Proof of the pudding (geddit?) came, at least as far as I
was concerned, after a few tours of the Brunters
blacktop, and I was surprised at what I found. ‘I love you
fattie when you’re sliding,’ sang Ska star Clancy Eccles,
but the imagery failed when applied to the SS because
the wide-tyred chassis wouldn’t oblige. Until it drizzled,
though even then I was more confident in the SSE than
the 4x4s. Sure, it bucked and balked as I toughed it out
on the fast follow-through, but there was an honesty
about it that I didn’t feel with the C4s. Of the three, the
one I enjoyed most was the 3.2 Carrera SSE – strange
when I was expecting the 964 to be the one, if only
because of my sibling C2 familiarity. But out on the broad,
open spaces of the Bruntingthorpe proving ground, with
its combination of flat-out corners and full-bore straights
the oldster was more alive, more involving and predictable
than the all-wheelers. At 120mph it was well planted –
thanks be to those broad shoulders, which provided an
elbow to lean on the tarmac with.


Though more refined, the 964 Jubilee was gawky and I
couldn’t get the feel of it around the long horseshoe turn,
where it performed the desired 180-degree arc but all the
time wanted to understeer into the trees. I fought it more
than the rear-wheel drive car, and the brakes were
spongy though recently renewed. Its Turbo body
obviously had an effect on weight and weight distribution
– 1500kg against the standard narrow body C4 at 1450kg,
as well as the 1470kg 964 Turbo with its additional engine
weight but no front-wheel drive. In truth the Jubilee was
relaxing at cruising speed but seemed tetchy under
pressure, like it had a mind of its own. Well, they all do,
don’t they? And given more familiarity, on public road
rather than test track, perhaps it would have gelled.

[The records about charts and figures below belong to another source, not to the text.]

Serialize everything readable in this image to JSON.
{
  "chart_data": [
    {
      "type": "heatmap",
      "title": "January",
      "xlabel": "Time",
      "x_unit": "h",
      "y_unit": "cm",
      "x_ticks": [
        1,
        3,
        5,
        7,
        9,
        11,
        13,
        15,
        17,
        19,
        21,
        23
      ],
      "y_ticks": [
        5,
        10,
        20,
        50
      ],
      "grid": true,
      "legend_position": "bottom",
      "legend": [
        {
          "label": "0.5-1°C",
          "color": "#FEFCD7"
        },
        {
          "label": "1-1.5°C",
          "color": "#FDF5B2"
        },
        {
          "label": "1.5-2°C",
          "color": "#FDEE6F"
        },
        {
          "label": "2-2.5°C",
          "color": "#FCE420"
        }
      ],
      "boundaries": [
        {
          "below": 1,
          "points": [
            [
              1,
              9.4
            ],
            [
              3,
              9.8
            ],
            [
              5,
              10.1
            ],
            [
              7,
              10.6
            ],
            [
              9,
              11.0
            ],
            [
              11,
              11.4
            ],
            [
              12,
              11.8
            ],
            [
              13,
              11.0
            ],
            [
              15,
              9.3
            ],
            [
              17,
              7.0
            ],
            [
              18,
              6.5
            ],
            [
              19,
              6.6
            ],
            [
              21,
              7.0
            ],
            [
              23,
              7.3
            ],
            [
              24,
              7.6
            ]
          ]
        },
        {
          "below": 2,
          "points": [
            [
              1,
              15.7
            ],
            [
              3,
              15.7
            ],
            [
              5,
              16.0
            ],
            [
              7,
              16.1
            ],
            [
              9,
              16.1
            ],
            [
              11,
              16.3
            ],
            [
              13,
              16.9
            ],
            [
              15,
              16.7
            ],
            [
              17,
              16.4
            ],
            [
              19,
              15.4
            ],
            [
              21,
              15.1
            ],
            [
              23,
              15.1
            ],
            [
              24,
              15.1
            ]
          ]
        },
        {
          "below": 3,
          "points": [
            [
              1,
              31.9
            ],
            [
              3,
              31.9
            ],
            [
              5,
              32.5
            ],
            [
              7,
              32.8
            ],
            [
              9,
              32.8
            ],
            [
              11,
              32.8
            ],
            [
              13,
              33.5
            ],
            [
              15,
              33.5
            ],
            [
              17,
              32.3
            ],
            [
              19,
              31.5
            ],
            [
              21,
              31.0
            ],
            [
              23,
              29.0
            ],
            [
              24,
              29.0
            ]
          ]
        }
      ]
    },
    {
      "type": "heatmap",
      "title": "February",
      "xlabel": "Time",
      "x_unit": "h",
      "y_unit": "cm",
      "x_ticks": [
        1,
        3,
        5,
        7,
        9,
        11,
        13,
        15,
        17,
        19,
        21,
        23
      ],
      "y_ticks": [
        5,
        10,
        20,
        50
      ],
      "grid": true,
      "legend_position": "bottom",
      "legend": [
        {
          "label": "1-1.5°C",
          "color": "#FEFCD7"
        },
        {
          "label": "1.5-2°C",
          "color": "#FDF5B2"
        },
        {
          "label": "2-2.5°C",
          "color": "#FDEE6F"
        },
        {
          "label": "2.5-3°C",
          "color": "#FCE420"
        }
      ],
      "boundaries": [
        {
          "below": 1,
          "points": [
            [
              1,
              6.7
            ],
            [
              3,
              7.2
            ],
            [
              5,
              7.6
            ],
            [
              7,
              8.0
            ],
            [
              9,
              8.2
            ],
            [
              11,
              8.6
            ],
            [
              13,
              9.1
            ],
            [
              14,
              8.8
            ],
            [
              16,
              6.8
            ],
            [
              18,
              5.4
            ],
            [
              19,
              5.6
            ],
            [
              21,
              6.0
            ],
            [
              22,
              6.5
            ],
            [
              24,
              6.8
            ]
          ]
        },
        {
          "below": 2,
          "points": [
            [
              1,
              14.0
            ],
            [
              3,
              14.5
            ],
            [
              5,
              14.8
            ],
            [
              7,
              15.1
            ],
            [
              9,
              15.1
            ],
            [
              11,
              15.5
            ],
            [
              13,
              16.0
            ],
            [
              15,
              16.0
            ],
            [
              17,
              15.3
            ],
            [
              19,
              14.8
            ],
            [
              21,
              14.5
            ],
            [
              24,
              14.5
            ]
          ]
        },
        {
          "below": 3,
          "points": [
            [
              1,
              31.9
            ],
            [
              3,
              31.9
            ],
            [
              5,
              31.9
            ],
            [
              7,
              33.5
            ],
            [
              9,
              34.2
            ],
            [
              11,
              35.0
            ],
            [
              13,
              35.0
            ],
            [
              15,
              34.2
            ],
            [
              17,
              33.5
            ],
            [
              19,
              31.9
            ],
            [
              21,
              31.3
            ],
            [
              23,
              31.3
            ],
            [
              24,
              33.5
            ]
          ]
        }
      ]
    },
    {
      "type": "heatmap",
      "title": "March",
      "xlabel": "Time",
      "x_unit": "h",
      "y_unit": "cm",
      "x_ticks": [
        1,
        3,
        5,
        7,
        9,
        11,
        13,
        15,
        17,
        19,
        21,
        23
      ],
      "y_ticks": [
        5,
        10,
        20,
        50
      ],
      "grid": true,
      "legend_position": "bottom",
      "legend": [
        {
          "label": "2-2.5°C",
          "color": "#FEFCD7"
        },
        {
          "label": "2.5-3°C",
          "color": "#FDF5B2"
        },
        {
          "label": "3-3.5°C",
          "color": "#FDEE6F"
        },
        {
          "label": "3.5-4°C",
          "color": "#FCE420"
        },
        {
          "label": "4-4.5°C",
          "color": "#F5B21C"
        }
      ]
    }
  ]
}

In that context the 993 did the bizz, though my
expectations for the C4S on the track were similarly
thwarted – that too lacked the communicative
endowment bestowed by the rear-drive Special Sports
Equipment. However, in the real world the 993 C4S
made sense: on fast, twisty, undulating Leicestershire
back roads its sure-footedness came right, coupled
with instant throttle response and effortless 6th gear
torque, which meant I was going far faster with
confidence than the fear and trepidation which the SSE
would have evoked. The dealer’s view? ‘I’d really
struggle with a 993,’ says Sam, ‘visually I’d want to own
the wide-body S model, but driving wise, I’d wish I was in
the narrow car because it’s lighter, quicker, turn-in’s
sharper and it’s nicer to drive.’


Whilst aesthetic appreciation is subjective, and I can
see the Wide Boys do have their plus points, there is a
choice to be made here. So, who ate all the pies? The
lardiest is the 964 Jubilee, with oldtimer 3.2 Carrera SSE
the chubby chum, whilst the B-road alacrity and powersteered
precision of the 993 C4S make it the slimmer’s
choice. Which way to weight watchers?